In most cases this will not present a problem because the rules for Roth IRAs allow you to withdraw your basistax-free even when you take a nonqualified distribution. Your basis is the amount you contributed to the designated Roth account if your rollover is a nonqualified distribution. If you roll over a qualified distribution, the entire amount of the rollover becomes basis in your Roth IRA.
Example: Over a period of six years you contribute $65,000 to a Roth 401k account. Then you leave that company and roll the entire account, worth $100,000, to a Roth IRA. Before this rollover, you didn’t have a Roth IRA.
Even though you’ve had the Roth 401k account more than five years, this is a nonqualified distribution if you aren’t over 59½ or disabled. In that case you would get $65,000 of basis in your Roth IRA. You would be able to withdraw up to $65,000 tax-free any time you want. To withdraw more than that amount tax-free you’ll have to wait five years (and be over 59½ or disabled).
If you’re over 59½ or disabled at the time the money comes out of the Roth 401k, you’re rolling a qualified distribution. The entire $100,000 is included in your basis for the Roth IRA, but you still don’t get to transfer the holding period from the Roth 401k. That means you can withdraw up to $100,000 from the Roth IRA tax-free any time you want, but you’ll have to wait five years before you can take a tax-free withdrawal of any additional earnings in the account.
Although you don’t get to count the years you held the Roth 401k before the rollover, you do get to count any time you held a Roth IRA. For example, if you held a Roth IRA three years before the rollover, you would only have to wait two years after the rollover to meet the five-year requirement.
Rolling part of a distribution
If you receive a distribution that’s eligible for rollover from a designated Roth account, you may choose to roll only part of it if you have some immediate needs. In this case, the first dollars you are considered to be rolling come from the taxable portion of the distribution.
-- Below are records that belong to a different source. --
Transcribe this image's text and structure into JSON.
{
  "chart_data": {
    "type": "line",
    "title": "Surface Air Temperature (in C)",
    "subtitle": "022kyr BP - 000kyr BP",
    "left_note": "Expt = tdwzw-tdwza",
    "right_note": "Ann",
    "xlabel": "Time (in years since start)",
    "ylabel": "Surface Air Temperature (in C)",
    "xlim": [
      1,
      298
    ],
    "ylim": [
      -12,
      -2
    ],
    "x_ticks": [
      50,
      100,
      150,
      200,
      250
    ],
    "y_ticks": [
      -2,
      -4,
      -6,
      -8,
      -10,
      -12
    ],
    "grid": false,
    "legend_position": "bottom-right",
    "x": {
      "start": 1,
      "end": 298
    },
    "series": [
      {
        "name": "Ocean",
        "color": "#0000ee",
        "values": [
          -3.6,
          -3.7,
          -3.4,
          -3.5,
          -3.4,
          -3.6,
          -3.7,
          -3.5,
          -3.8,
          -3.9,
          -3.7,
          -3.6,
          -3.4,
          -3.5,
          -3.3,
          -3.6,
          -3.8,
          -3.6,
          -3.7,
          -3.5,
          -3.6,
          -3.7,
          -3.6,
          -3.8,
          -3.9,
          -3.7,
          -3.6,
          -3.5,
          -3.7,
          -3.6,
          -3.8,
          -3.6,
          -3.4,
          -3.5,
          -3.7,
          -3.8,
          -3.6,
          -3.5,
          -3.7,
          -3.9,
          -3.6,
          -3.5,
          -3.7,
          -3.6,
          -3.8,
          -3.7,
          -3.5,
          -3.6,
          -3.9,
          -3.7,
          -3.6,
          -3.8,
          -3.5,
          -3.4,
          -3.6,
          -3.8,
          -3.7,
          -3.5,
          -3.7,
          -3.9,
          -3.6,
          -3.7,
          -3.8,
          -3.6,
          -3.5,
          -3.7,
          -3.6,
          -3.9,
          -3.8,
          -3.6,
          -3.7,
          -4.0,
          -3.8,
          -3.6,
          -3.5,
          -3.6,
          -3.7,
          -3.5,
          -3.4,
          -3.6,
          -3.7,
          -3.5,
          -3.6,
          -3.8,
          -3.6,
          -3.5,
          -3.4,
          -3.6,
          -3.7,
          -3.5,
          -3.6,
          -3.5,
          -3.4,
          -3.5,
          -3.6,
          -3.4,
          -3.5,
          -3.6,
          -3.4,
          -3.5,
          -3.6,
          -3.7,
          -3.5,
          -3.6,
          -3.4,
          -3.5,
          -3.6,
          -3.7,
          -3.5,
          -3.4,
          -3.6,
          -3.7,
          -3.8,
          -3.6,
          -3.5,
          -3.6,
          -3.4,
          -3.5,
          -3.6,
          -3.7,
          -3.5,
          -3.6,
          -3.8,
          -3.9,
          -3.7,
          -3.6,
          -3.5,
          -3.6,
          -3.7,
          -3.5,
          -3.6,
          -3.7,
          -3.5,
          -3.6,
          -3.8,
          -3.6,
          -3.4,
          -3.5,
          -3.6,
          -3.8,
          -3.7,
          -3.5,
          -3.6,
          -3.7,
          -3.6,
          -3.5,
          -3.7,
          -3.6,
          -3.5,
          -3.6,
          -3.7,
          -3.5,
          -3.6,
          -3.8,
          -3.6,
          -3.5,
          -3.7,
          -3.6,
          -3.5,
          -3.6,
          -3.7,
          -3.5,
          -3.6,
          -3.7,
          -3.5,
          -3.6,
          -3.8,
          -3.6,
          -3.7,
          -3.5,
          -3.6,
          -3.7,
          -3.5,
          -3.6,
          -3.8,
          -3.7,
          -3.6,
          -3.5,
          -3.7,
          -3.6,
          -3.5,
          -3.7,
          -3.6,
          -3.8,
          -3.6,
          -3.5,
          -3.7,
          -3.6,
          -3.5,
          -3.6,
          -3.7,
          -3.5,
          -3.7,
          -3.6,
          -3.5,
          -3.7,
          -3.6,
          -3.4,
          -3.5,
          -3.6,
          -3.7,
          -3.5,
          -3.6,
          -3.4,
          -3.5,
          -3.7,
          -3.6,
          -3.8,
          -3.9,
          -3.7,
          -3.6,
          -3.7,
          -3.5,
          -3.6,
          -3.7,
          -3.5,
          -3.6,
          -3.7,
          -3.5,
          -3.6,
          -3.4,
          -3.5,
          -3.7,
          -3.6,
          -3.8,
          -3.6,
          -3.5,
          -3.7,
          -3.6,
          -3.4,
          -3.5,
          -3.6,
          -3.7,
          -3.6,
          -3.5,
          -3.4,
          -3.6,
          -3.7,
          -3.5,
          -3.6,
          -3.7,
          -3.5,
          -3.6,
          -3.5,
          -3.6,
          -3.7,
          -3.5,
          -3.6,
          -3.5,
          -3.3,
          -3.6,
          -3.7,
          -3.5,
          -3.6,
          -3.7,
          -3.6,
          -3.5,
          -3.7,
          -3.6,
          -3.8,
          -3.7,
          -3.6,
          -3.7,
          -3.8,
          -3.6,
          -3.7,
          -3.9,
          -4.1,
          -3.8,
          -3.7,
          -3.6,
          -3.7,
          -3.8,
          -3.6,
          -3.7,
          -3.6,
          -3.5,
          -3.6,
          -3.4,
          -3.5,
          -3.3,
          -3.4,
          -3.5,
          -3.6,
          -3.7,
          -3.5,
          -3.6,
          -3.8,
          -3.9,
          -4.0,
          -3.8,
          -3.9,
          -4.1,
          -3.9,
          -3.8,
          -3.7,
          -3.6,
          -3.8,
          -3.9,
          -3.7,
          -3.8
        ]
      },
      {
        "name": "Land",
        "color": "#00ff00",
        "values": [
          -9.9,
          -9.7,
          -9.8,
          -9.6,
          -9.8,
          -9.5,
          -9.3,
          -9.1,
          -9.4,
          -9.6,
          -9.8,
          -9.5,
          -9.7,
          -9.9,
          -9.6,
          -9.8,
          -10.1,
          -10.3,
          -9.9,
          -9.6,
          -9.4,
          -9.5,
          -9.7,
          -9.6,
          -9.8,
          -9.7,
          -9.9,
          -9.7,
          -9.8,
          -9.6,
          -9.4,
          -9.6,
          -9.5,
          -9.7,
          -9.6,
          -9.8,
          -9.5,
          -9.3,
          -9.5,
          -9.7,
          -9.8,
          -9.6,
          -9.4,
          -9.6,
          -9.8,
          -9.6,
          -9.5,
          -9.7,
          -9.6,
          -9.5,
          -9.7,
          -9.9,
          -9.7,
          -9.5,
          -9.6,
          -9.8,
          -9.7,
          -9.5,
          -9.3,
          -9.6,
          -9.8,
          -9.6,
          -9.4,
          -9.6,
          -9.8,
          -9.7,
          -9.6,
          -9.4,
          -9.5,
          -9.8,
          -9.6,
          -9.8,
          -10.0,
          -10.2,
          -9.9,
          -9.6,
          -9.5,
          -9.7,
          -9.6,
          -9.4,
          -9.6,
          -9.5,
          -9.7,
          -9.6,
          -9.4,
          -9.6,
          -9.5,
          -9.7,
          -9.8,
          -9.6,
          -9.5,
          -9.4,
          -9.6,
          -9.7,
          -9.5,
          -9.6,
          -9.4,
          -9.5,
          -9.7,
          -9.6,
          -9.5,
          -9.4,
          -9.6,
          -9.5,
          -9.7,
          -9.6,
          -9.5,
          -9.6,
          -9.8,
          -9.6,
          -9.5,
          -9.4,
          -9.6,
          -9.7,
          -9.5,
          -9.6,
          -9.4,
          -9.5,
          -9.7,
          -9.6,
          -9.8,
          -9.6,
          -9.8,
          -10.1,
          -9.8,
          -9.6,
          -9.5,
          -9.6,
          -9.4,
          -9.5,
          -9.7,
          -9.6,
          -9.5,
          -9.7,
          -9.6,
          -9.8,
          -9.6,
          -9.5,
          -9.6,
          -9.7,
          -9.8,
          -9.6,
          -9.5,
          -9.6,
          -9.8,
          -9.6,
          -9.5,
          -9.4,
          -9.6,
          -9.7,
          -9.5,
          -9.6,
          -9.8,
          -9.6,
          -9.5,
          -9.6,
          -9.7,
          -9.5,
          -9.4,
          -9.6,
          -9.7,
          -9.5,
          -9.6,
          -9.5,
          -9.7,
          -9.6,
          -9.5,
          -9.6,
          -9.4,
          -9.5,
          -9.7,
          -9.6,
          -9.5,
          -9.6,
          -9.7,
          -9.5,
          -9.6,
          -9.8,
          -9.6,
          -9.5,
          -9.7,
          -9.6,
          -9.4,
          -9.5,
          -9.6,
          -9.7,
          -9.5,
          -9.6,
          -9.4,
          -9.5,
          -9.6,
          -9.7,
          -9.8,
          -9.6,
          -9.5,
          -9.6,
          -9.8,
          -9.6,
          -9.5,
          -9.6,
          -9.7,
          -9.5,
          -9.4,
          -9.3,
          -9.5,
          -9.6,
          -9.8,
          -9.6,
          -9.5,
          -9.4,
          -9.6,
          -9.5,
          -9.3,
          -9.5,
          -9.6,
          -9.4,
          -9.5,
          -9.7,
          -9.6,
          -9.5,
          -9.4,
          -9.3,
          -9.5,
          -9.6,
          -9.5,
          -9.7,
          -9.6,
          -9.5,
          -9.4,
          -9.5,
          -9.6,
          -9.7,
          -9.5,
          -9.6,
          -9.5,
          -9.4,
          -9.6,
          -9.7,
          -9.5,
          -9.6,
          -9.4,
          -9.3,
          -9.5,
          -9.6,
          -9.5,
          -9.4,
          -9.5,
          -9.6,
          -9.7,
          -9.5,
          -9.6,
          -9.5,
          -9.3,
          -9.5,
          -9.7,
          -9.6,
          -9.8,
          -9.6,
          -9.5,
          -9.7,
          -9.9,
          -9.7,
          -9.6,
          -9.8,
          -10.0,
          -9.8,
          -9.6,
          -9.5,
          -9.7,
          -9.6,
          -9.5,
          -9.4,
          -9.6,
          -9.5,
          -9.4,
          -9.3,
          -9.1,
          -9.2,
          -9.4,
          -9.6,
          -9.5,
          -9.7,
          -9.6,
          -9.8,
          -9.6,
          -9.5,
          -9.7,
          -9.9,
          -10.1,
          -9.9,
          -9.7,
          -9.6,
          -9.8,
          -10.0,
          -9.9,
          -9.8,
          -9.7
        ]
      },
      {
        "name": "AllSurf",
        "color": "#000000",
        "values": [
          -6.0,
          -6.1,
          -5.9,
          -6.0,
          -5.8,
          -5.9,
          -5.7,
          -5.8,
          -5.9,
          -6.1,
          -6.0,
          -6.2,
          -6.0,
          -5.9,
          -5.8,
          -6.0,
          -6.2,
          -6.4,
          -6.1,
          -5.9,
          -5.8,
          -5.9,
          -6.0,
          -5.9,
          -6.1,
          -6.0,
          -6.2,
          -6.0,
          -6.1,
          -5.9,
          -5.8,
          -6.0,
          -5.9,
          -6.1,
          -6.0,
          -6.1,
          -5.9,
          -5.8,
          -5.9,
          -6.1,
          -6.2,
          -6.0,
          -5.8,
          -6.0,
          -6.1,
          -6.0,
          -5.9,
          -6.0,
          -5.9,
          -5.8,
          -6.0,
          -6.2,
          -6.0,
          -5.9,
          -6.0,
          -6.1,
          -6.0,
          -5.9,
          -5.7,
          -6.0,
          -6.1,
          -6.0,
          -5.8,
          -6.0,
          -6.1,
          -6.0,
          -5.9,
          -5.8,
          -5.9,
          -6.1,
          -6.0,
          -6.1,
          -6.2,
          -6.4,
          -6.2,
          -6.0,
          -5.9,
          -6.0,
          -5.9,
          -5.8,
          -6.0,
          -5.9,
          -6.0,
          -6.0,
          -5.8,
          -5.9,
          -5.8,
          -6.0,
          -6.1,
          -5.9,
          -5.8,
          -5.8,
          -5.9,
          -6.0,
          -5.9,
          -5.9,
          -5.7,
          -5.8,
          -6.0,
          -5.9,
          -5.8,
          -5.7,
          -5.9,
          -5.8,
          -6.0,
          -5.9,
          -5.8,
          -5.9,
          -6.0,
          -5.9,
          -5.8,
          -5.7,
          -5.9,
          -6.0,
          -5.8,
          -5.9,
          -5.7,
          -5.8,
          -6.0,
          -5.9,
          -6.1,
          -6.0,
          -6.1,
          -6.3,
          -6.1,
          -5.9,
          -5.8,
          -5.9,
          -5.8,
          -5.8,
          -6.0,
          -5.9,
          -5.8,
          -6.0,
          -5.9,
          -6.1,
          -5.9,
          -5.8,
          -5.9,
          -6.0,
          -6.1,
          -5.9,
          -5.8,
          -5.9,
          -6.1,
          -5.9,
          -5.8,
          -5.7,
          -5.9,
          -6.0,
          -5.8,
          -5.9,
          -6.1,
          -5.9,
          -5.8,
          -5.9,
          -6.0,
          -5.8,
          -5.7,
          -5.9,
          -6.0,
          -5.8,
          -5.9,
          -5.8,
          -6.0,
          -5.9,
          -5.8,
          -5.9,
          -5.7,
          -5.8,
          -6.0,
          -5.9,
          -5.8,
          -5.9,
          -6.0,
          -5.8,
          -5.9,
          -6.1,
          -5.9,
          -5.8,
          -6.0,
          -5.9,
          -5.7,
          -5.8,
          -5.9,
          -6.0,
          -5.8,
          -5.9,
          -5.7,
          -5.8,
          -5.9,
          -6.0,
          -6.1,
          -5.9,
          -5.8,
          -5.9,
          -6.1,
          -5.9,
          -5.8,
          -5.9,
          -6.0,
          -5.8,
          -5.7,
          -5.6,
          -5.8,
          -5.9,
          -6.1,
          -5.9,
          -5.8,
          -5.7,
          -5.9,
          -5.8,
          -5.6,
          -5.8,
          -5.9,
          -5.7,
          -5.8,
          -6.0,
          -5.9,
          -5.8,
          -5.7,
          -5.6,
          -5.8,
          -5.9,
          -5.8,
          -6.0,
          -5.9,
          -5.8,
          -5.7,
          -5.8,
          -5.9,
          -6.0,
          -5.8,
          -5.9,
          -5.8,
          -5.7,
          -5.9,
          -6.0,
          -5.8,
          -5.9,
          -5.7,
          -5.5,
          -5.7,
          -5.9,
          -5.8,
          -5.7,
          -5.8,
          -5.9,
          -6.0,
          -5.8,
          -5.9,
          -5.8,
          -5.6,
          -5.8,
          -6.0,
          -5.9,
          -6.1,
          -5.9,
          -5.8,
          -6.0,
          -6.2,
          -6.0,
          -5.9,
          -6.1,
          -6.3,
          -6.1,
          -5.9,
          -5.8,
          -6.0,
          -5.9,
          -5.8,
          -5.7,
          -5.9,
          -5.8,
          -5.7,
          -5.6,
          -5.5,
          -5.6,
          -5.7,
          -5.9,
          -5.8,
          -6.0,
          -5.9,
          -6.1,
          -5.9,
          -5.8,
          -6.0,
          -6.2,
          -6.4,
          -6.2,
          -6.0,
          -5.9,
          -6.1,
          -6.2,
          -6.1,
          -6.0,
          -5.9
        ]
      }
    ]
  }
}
The part that isn’t rolled over is treated as coming first from the nontaxable portion of the distribution.
Example: You contributed $11,000 to your Roth 401k account and the total value is $14,000 when you take a nonqualified distribution of the total balance. You decide to roll over $7,000 to a Roth IRA and use the other $7,000 to pay off a credit card. The earnings portion of the distribution is included in the part you rolled over, so your distribution is not taxable.